Having expended all that energy on the mountain you can indulge guilt-free in the delicious local food. My highlight was a cheese brunch in an alpine setting so perfect it could have been a set from the Sound of Music. During a ridiculously picturesque trip to the pastures of Sery, I half expected a cheerful Maria to pop out and join us for our spectacular feast of cheese, fresh apple juice and fresh-from-the-cow milk.
The banquet, hosted by local farmer, Marc Maret and his wife was followed by a bucolic ramble through the postcard-perfect meadows where the local cows were grazing. I was utterly beguiled by the bovine bell chorus ringing through the valley and could have stayed there all day. The whole experience including transport from the centre of town normally costs a very reasonable 25 Swiss Francs - around £19 but with the VIP card, the whole trip including transport from town is free. The bargain of the year. The only downside is that you can only do the cheese brunch once per stay. You’ll also need to book - I advise making this a priority.
The alpine brunch isn’t the only dairy-themed activity on offer in Verbier, a town obsessed with cheese. Raclette - cows’ cheese melted and scraped over food in a lava like ooze - is a speciality and thousands of visitors come for an annual September festival dedicated to its existence. There’s also a working dairy in the village which makes its own award winning cheese and if you want to bring home a few samples, both the independent shops in town and the supermarkets have good selections.

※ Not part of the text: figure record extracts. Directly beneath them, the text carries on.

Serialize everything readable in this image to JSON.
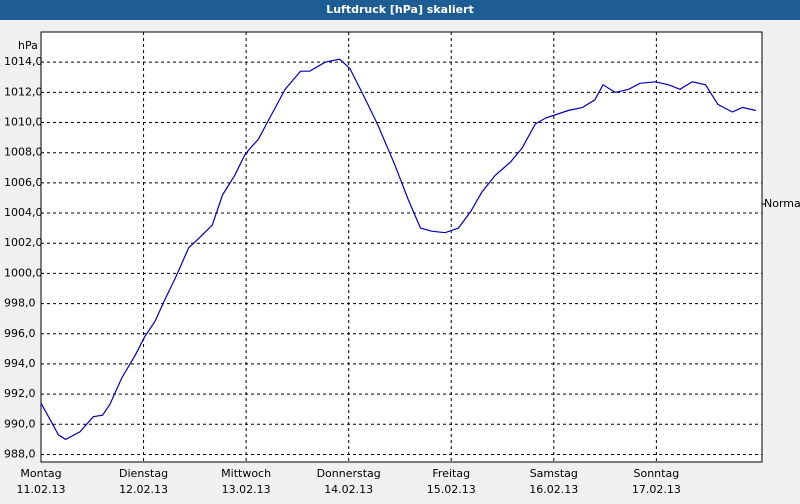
{
  "chart_data": {
    "type": "line",
    "title": "Luftdruck [hPa] skaliert",
    "y_unit": "hPa",
    "xlim": [
      0,
      7.03
    ],
    "ylim": [
      987.5,
      1016
    ],
    "xticks": [
      {
        "value": 0,
        "label": "Montag"
      },
      {
        "value": 1,
        "label": "Dienstag"
      },
      {
        "value": 2,
        "label": "Mittwoch"
      },
      {
        "value": 3,
        "label": "Donnerstag"
      },
      {
        "value": 4,
        "label": "Freitag"
      },
      {
        "value": 5,
        "label": "Samstag"
      },
      {
        "value": 6,
        "label": "Sonntag"
      }
    ],
    "xtick_dates": [
      "11.02.13",
      "12.02.13",
      "13.02.13",
      "14.02.13",
      "15.02.13",
      "16.02.13",
      "17.02.13"
    ],
    "yticks": [
      {
        "value": 988,
        "label": "988,0"
      },
      {
        "value": 990,
        "label": "990,0"
      },
      {
        "value": 992,
        "label": "992,0"
      },
      {
        "value": 994,
        "label": "994,0"
      },
      {
        "value": 996,
        "label": "996,0"
      },
      {
        "value": 998,
        "label": "998,0"
      },
      {
        "value": 1000,
        "label": "1000,0"
      },
      {
        "value": 1002,
        "label": "1002,0"
      },
      {
        "value": 1004,
        "label": "1004,0"
      },
      {
        "value": 1006,
        "label": "1006,0"
      },
      {
        "value": 1008,
        "label": "1008,0"
      },
      {
        "value": 1010,
        "label": "1010,0"
      },
      {
        "value": 1012,
        "label": "1012,0"
      },
      {
        "value": 1014,
        "label": "1014,0"
      }
    ],
    "grid": true,
    "normal": {
      "label": "Normal",
      "value": 1004.6
    },
    "series": [
      {
        "color": "#0000c0",
        "x": [
          0,
          0.09,
          0.17,
          0.24,
          0.38,
          0.51,
          0.6,
          0.67,
          0.79,
          0.92,
          1.01,
          1.11,
          1.21,
          1.31,
          1.44,
          1.55,
          1.67,
          1.77,
          1.89,
          1.99,
          2.12,
          2.23,
          2.38,
          2.53,
          2.62,
          2.77,
          2.91,
          3.01,
          3.13,
          3.28,
          3.45,
          3.58,
          3.7,
          3.81,
          3.94,
          4.07,
          4.19,
          4.3,
          4.43,
          4.58,
          4.69,
          4.82,
          4.92,
          5.01,
          5.14,
          5.28,
          5.4,
          5.48,
          5.6,
          5.73,
          5.84,
          5.99,
          6.12,
          6.23,
          6.35,
          6.48,
          6.6,
          6.74,
          6.84,
          6.97
        ],
        "values": [
          991.4,
          990.3,
          989.3,
          989.0,
          989.5,
          990.5,
          990.6,
          991.3,
          993.1,
          994.6,
          995.8,
          996.8,
          998.3,
          999.7,
          1001.7,
          1002.4,
          1003.2,
          1005.2,
          1006.5,
          1007.9,
          1008.9,
          1010.3,
          1012.2,
          1013.4,
          1013.4,
          1014.0,
          1014.2,
          1013.6,
          1012.0,
          1009.9,
          1007.2,
          1004.9,
          1003.0,
          1002.8,
          1002.7,
          1003.0,
          1004.1,
          1005.4,
          1006.5,
          1007.4,
          1008.3,
          1009.9,
          1010.3,
          1010.5,
          1010.8,
          1011.0,
          1011.5,
          1012.5,
          1012.0,
          1012.2,
          1012.6,
          1012.7,
          1012.5,
          1012.2,
          1012.7,
          1012.5,
          1011.2,
          1010.7,
          1011.0,
          1010.8
        ]
      }
    ]
  }
}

To experience the joy of cheese in a typical, albeit rather refined setting, treat yourself to a meal at one of the many local restaurants offering fondue and raclette. After a bracing drive up through vertiginous mountain passes we spent a glorious evening at La Marlénaz restaurant, trying, but ultimately failing to get through five kilos of best raclette between eight of us. The theory is that you should drink white wine with your cheese feast in order to prevent the dreaded ‘cheese balls’ forming in your stomach.

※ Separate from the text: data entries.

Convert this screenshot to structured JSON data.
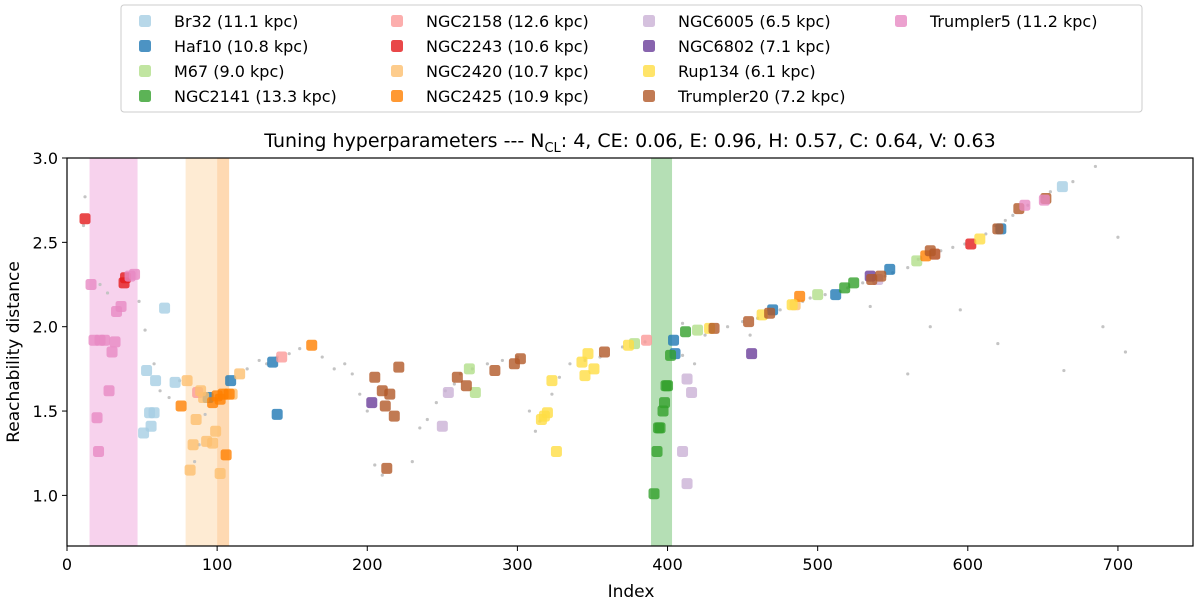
{
  "chart_data": {
    "type": "scatter",
    "title_prefix": "Tuning hyperparameters --- N",
    "title_sub": "CL",
    "title_suffix": ": 4, CE: 0.06, E: 0.96, H: 0.57, C: 0.64, V: 0.63",
    "xlabel": "Index",
    "ylabel": "Reachability distance",
    "xlim": [
      0,
      750
    ],
    "ylim": [
      0.7,
      3.0
    ],
    "x_ticks": [
      0,
      100,
      200,
      300,
      400,
      500,
      600,
      700
    ],
    "y_ticks": [
      1.0,
      1.5,
      2.0,
      2.5,
      3.0
    ],
    "y_tick_labels": [
      "1.0",
      "1.5",
      "2.0",
      "2.5",
      "3.0"
    ],
    "legend_placement": "above",
    "highlight_bands": [
      {
        "x": [
          15,
          47
        ],
        "color": "#f0a6dc"
      },
      {
        "x": [
          79,
          100
        ],
        "color": "#fdd8a8"
      },
      {
        "x": [
          100,
          108
        ],
        "color": "#fdb466"
      },
      {
        "x": [
          389,
          403
        ],
        "color": "#6cbf6c"
      }
    ],
    "background_series": {
      "color": "#c4c4c4",
      "points": [
        [
          12,
          2.77
        ],
        [
          11,
          2.6
        ],
        [
          22,
          2.25
        ],
        [
          27,
          2.2
        ],
        [
          48,
          2.15
        ],
        [
          52,
          1.98
        ],
        [
          58,
          1.78
        ],
        [
          62,
          1.62
        ],
        [
          68,
          1.58
        ],
        [
          75,
          1.68
        ],
        [
          85,
          1.2
        ],
        [
          88,
          1.3
        ],
        [
          92,
          1.48
        ],
        [
          120,
          1.75
        ],
        [
          128,
          1.8
        ],
        [
          133,
          1.78
        ],
        [
          140,
          1.82
        ],
        [
          148,
          1.84
        ],
        [
          155,
          1.87
        ],
        [
          170,
          1.82
        ],
        [
          178,
          1.75
        ],
        [
          185,
          1.78
        ],
        [
          190,
          1.72
        ],
        [
          195,
          1.6
        ],
        [
          200,
          1.5
        ],
        [
          205,
          1.18
        ],
        [
          210,
          1.12
        ],
        [
          230,
          1.2
        ],
        [
          235,
          1.4
        ],
        [
          240,
          1.45
        ],
        [
          246,
          1.55
        ],
        [
          252,
          1.62
        ],
        [
          258,
          1.66
        ],
        [
          262,
          1.72
        ],
        [
          270,
          1.75
        ],
        [
          280,
          1.78
        ],
        [
          290,
          1.8
        ],
        [
          300,
          1.82
        ],
        [
          308,
          1.5
        ],
        [
          312,
          1.38
        ],
        [
          315,
          1.44
        ],
        [
          323,
          1.6
        ],
        [
          328,
          1.7
        ],
        [
          335,
          1.78
        ],
        [
          345,
          1.8
        ],
        [
          355,
          1.82
        ],
        [
          370,
          1.88
        ],
        [
          385,
          1.91
        ],
        [
          410,
          1.83
        ],
        [
          418,
          1.78
        ],
        [
          425,
          1.95
        ],
        [
          440,
          2.0
        ],
        [
          450,
          2.03
        ],
        [
          460,
          2.05
        ],
        [
          475,
          2.1
        ],
        [
          490,
          2.15
        ],
        [
          495,
          2.17
        ],
        [
          505,
          2.19
        ],
        [
          515,
          2.21
        ],
        [
          520,
          2.23
        ],
        [
          530,
          2.26
        ],
        [
          545,
          2.3
        ],
        [
          550,
          2.32
        ],
        [
          560,
          2.35
        ],
        [
          567,
          2.4
        ],
        [
          575,
          2.0
        ],
        [
          582,
          2.45
        ],
        [
          590,
          2.47
        ],
        [
          595,
          2.1
        ],
        [
          598,
          2.49
        ],
        [
          612,
          2.55
        ],
        [
          618,
          2.6
        ],
        [
          625,
          2.63
        ],
        [
          630,
          2.66
        ],
        [
          640,
          2.72
        ],
        [
          650,
          2.77
        ],
        [
          655,
          2.8
        ],
        [
          670,
          2.86
        ],
        [
          685,
          2.95
        ],
        [
          690,
          2.0
        ],
        [
          700,
          2.53
        ],
        [
          705,
          1.85
        ],
        [
          560,
          1.72
        ],
        [
          410,
          2.02
        ],
        [
          455,
          1.95
        ],
        [
          535,
          2.12
        ],
        [
          620,
          1.9
        ],
        [
          664,
          1.74
        ]
      ]
    },
    "series": [
      {
        "name": "Br32 (11.1 kpc)",
        "color": "#a6cee3",
        "points": [
          [
            51,
            1.37
          ],
          [
            53,
            1.74
          ],
          [
            55,
            1.49
          ],
          [
            56,
            1.41
          ],
          [
            58,
            1.49
          ],
          [
            59,
            1.68
          ],
          [
            65,
            2.11
          ],
          [
            72,
            1.67
          ],
          [
            663,
            2.83
          ]
        ]
      },
      {
        "name": "Haf10 (10.8 kpc)",
        "color": "#1f78b4",
        "points": [
          [
            94,
            1.58
          ],
          [
            109,
            1.68
          ],
          [
            137,
            1.79
          ],
          [
            140,
            1.48
          ],
          [
            404,
            1.92
          ],
          [
            405,
            1.84
          ],
          [
            470,
            2.1
          ],
          [
            512,
            2.19
          ],
          [
            548,
            2.34
          ],
          [
            622,
            2.58
          ]
        ]
      },
      {
        "name": "M67 (9.0 kpc)",
        "color": "#b2df8a",
        "points": [
          [
            268,
            1.75
          ],
          [
            272,
            1.61
          ],
          [
            378,
            1.9
          ],
          [
            420,
            1.98
          ],
          [
            500,
            2.19
          ],
          [
            566,
            2.39
          ]
        ]
      },
      {
        "name": "NGC2141 (13.3 kpc)",
        "color": "#33a02c",
        "points": [
          [
            391,
            1.01
          ],
          [
            393,
            1.26
          ],
          [
            394,
            1.4
          ],
          [
            395,
            1.4
          ],
          [
            397,
            1.5
          ],
          [
            398,
            1.55
          ],
          [
            399,
            1.65
          ],
          [
            400,
            1.65
          ],
          [
            402,
            1.83
          ],
          [
            412,
            1.97
          ],
          [
            518,
            2.23
          ],
          [
            524,
            2.26
          ]
        ]
      },
      {
        "name": "NGC2158 (12.6 kpc)",
        "color": "#fb9a99",
        "points": [
          [
            143,
            1.82
          ],
          [
            87,
            1.61
          ],
          [
            386,
            1.92
          ],
          [
            578,
            2.43
          ]
        ]
      },
      {
        "name": "NGC2243 (10.6 kpc)",
        "color": "#e31a1c",
        "points": [
          [
            12,
            2.64
          ],
          [
            38,
            2.26
          ],
          [
            39,
            2.29
          ],
          [
            602,
            2.49
          ]
        ]
      },
      {
        "name": "NGC2420 (10.7 kpc)",
        "color": "#fdbf6f",
        "points": [
          [
            80,
            1.68
          ],
          [
            82,
            1.15
          ],
          [
            84,
            1.3
          ],
          [
            86,
            1.45
          ],
          [
            89,
            1.62
          ],
          [
            91,
            1.58
          ],
          [
            93,
            1.32
          ],
          [
            97,
            1.31
          ],
          [
            99,
            1.38
          ],
          [
            102,
            1.13
          ],
          [
            106,
            1.6
          ],
          [
            110,
            1.6
          ],
          [
            115,
            1.72
          ],
          [
            485,
            2.13
          ]
        ]
      },
      {
        "name": "NGC2425 (10.9 kpc)",
        "color": "#ff7f00",
        "points": [
          [
            76,
            1.53
          ],
          [
            97,
            1.55
          ],
          [
            100,
            1.59
          ],
          [
            102,
            1.57
          ],
          [
            104,
            1.6
          ],
          [
            106,
            1.24
          ],
          [
            108,
            1.6
          ],
          [
            163,
            1.89
          ],
          [
            488,
            2.18
          ],
          [
            572,
            2.42
          ]
        ]
      },
      {
        "name": "NGC6005 (6.5 kpc)",
        "color": "#cab2d6",
        "points": [
          [
            250,
            1.41
          ],
          [
            254,
            1.61
          ],
          [
            410,
            1.26
          ],
          [
            413,
            1.07
          ],
          [
            413,
            1.69
          ],
          [
            416,
            1.61
          ],
          [
            540,
            2.28
          ]
        ]
      },
      {
        "name": "NGC6802 (7.1 kpc)",
        "color": "#6a3d9a",
        "points": [
          [
            203,
            1.55
          ],
          [
            456,
            1.84
          ],
          [
            535,
            2.3
          ]
        ]
      },
      {
        "name": "Rup134 (6.1 kpc)",
        "color": "#ffdd44",
        "points": [
          [
            316,
            1.45
          ],
          [
            318,
            1.47
          ],
          [
            320,
            1.49
          ],
          [
            323,
            1.68
          ],
          [
            326,
            1.26
          ],
          [
            343,
            1.79
          ],
          [
            345,
            1.71
          ],
          [
            347,
            1.84
          ],
          [
            351,
            1.75
          ],
          [
            374,
            1.89
          ],
          [
            428,
            1.99
          ],
          [
            463,
            2.07
          ],
          [
            483,
            2.13
          ],
          [
            608,
            2.52
          ]
        ]
      },
      {
        "name": "Trumpler20 (7.2 kpc)",
        "color": "#b15928",
        "points": [
          [
            205,
            1.7
          ],
          [
            210,
            1.62
          ],
          [
            212,
            1.53
          ],
          [
            213,
            1.16
          ],
          [
            215,
            1.6
          ],
          [
            218,
            1.47
          ],
          [
            221,
            1.76
          ],
          [
            260,
            1.7
          ],
          [
            266,
            1.65
          ],
          [
            285,
            1.74
          ],
          [
            298,
            1.78
          ],
          [
            302,
            1.81
          ],
          [
            358,
            1.85
          ],
          [
            431,
            1.99
          ],
          [
            454,
            2.03
          ],
          [
            468,
            2.08
          ],
          [
            536,
            2.28
          ],
          [
            542,
            2.3
          ],
          [
            578,
            2.43
          ],
          [
            575,
            2.45
          ],
          [
            620,
            2.58
          ],
          [
            634,
            2.7
          ],
          [
            652,
            2.76
          ]
        ]
      },
      {
        "name": "Trumpler5 (11.2 kpc)",
        "color": "#e78ac3",
        "points": [
          [
            16,
            2.25
          ],
          [
            18,
            1.92
          ],
          [
            20,
            1.46
          ],
          [
            21,
            1.26
          ],
          [
            22,
            1.92
          ],
          [
            25,
            1.92
          ],
          [
            28,
            1.62
          ],
          [
            30,
            1.85
          ],
          [
            32,
            1.91
          ],
          [
            33,
            2.09
          ],
          [
            36,
            2.12
          ],
          [
            42,
            2.3
          ],
          [
            45,
            2.31
          ],
          [
            638,
            2.72
          ],
          [
            651,
            2.75
          ]
        ]
      }
    ]
  }
}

Whether you believe in its preventative qualities, it’s well worth trying the local Swiss grape varieties as they’re not exported and you won’t get them back home.
With so much stuff to keep you amused you might find it difficult to squeeze in some rest but when you do want to get your head down, Le Farinet in the centre of town is a great option. Legendary for its après-ski activities, it’s a lower key affair in the summer but with its uber-friendly staff and luxurious bedrooms it’s the perfect place to relax after a day in the mountains. If you can’t resist downing beers and schnapps with the locals, there are lots of lively bars; just ask at the front desk - they might even join you for a drink or two.